Relying on this authority, AT&T argues that an indemnification question is never ripe until liability has been determined. But the Seventh Circuit explained that, although its preference is that a finding of liability should precede indemnification decisions, the rule is not absolute. “We have gone the other way where indemnification issues did not hinge on remote contingencies and facts.” Olson, 51 F.4th at 270 (internal citation omitted) (citing Amling, 943 F.3d at 378-79; Bankers Tr. Co. v. Old Republic Ins. Co., 959 F.2d 677, 680-81 (7th Cir. 1992)).
Thus, the court in T.H.E. Insurance Company v. Olson, 51 F.4th 264 (7th Cir. 2022), affirmed the district court's decision declaring before any finding of liability that an insurer had no duty to indemnify the insured. The Seventh Circuit characterized its conclusion that the absence of a duty to defend negates the duty to indemnify as “a product of Wisconsin's substantive law, which we are bound to apply in a diversity case like this one.” Id. at 270. The Seventh Circuit, however, made no mention of Water Well, 2016 WI 54, ¶30 n.17, where the court acknowledged the hypothetical possibility of an insurer being obligated to indemnify an insured for a claim it had no duty to defend.

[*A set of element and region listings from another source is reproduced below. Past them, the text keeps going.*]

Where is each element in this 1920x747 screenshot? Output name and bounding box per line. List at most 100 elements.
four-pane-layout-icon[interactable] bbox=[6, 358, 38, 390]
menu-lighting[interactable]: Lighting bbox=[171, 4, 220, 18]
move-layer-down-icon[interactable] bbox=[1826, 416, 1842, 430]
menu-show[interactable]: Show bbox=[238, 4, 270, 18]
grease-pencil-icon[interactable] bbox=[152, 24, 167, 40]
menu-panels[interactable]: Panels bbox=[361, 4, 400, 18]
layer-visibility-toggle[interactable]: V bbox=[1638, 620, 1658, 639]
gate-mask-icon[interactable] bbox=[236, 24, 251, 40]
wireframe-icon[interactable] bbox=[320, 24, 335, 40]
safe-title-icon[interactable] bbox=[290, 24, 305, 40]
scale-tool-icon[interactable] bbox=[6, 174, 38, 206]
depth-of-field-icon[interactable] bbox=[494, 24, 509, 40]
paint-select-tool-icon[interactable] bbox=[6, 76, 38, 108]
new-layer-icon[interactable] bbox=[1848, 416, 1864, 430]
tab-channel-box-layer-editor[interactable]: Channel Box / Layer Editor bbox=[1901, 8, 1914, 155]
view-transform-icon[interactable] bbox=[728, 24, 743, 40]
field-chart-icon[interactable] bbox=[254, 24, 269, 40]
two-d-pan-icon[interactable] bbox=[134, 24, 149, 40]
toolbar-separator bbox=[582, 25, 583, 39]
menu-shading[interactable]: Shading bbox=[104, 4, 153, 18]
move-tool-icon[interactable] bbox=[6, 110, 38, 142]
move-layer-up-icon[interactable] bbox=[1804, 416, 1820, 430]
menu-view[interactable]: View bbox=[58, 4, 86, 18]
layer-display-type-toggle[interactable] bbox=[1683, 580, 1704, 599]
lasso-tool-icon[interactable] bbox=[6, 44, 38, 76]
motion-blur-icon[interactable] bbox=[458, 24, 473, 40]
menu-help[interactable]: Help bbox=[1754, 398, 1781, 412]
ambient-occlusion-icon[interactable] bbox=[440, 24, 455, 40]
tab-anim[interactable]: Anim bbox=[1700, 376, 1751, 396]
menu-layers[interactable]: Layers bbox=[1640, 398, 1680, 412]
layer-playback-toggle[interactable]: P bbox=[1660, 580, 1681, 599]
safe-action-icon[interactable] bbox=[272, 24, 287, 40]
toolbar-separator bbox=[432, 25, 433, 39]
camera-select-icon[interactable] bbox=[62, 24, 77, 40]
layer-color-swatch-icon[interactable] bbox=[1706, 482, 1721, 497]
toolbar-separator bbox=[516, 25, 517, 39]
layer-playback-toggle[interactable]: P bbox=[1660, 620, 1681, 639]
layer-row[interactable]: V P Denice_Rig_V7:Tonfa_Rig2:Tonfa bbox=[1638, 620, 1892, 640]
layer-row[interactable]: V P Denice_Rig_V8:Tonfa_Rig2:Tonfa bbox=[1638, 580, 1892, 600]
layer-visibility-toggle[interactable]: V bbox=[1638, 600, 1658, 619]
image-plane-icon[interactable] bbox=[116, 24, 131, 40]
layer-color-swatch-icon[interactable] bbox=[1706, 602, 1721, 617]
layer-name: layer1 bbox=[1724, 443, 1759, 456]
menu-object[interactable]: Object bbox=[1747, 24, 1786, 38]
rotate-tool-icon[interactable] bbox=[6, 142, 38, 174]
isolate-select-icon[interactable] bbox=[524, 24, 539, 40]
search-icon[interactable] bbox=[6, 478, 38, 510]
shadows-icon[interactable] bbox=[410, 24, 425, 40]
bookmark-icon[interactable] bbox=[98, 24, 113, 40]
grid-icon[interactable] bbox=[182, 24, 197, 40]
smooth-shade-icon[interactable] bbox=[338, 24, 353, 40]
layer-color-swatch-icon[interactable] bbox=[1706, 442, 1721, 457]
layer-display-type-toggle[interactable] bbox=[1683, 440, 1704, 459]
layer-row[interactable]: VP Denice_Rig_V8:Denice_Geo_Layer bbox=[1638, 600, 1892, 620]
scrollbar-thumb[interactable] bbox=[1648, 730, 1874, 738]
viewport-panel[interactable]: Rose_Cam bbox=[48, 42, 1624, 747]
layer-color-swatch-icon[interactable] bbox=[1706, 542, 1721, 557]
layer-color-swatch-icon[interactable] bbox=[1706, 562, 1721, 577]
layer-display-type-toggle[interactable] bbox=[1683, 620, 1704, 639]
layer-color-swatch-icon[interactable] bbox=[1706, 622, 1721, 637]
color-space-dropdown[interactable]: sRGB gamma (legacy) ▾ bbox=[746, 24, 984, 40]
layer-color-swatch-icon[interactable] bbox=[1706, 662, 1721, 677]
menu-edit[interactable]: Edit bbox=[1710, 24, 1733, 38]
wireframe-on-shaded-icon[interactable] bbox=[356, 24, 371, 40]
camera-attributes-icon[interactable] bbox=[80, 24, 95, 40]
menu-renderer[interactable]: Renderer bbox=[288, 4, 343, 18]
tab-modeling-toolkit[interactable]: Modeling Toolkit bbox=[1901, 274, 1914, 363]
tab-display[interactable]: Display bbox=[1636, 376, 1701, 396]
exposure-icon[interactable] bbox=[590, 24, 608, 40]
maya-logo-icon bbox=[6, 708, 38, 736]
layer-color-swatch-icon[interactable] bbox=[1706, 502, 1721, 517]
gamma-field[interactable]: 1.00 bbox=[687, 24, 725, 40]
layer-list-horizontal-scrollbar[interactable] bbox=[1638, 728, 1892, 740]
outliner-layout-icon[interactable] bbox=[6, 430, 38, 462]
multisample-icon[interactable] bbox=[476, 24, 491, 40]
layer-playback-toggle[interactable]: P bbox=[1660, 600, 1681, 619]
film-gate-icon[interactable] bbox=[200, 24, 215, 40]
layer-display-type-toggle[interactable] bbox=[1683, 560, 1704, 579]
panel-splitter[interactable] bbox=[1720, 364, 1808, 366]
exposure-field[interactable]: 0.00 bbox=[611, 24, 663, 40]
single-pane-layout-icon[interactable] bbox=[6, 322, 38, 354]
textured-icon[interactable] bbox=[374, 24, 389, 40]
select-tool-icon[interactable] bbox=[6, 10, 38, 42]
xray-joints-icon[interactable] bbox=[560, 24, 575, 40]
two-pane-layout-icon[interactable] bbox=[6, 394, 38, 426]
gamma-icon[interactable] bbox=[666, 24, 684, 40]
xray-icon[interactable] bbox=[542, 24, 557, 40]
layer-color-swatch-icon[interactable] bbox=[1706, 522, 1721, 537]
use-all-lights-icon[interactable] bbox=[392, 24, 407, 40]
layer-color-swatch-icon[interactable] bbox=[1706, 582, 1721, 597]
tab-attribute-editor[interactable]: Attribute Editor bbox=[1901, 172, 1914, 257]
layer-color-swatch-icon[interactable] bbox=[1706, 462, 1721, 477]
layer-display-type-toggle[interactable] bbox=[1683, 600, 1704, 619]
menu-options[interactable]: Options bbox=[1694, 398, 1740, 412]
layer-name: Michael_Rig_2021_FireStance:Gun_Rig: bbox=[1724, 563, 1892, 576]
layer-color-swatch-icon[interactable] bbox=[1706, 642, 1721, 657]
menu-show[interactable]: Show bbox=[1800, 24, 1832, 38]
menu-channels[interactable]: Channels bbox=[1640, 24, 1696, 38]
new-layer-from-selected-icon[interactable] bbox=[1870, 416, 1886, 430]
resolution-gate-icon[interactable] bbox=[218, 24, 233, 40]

In light of Olson, the court must reject AT&T's argument that questions of an insurer's indemnification obligations are never ripe until the insured has first been found liable. Therefore, AT&T's motion to dismiss will be denied. Whether Nautilus's indemnification obligation is too abstract or remote to be ripe will depend on specific facts that have not been addressed in AT&T's motion. See MedImmune, 549 U.S. at 127 (“Basically, the question in each case is whether the facts alleged, under all the circumstances, show that there is a substantial controversy, between parties having adverse legal interests, of sufficient immediacy and reality to warrant the issuance of a declaratory judgment.” (quoting Maryland Casualty Co. v.Pacific Coal & Oil Co., 312 U.S. 270, 273 (1941))); see also Bankers Tr. Co. v. Old Republic Ins. Co., 959 F.2d 677, 681 (7th Cir. 1992) (discussing an indemnification claim vis-a-vis standing).
IT IS THEREFORE ORDERED that AT&T's motion to dismiss Nautilus's claim for declaratory judgment that it has no duty to indemnify AT&T as to the claims underlying this action (ECF No. 46) is denied.
IT IS FURTHER ORDERED that AT&T's motion to amend the caption (ECF No. 42) is granted.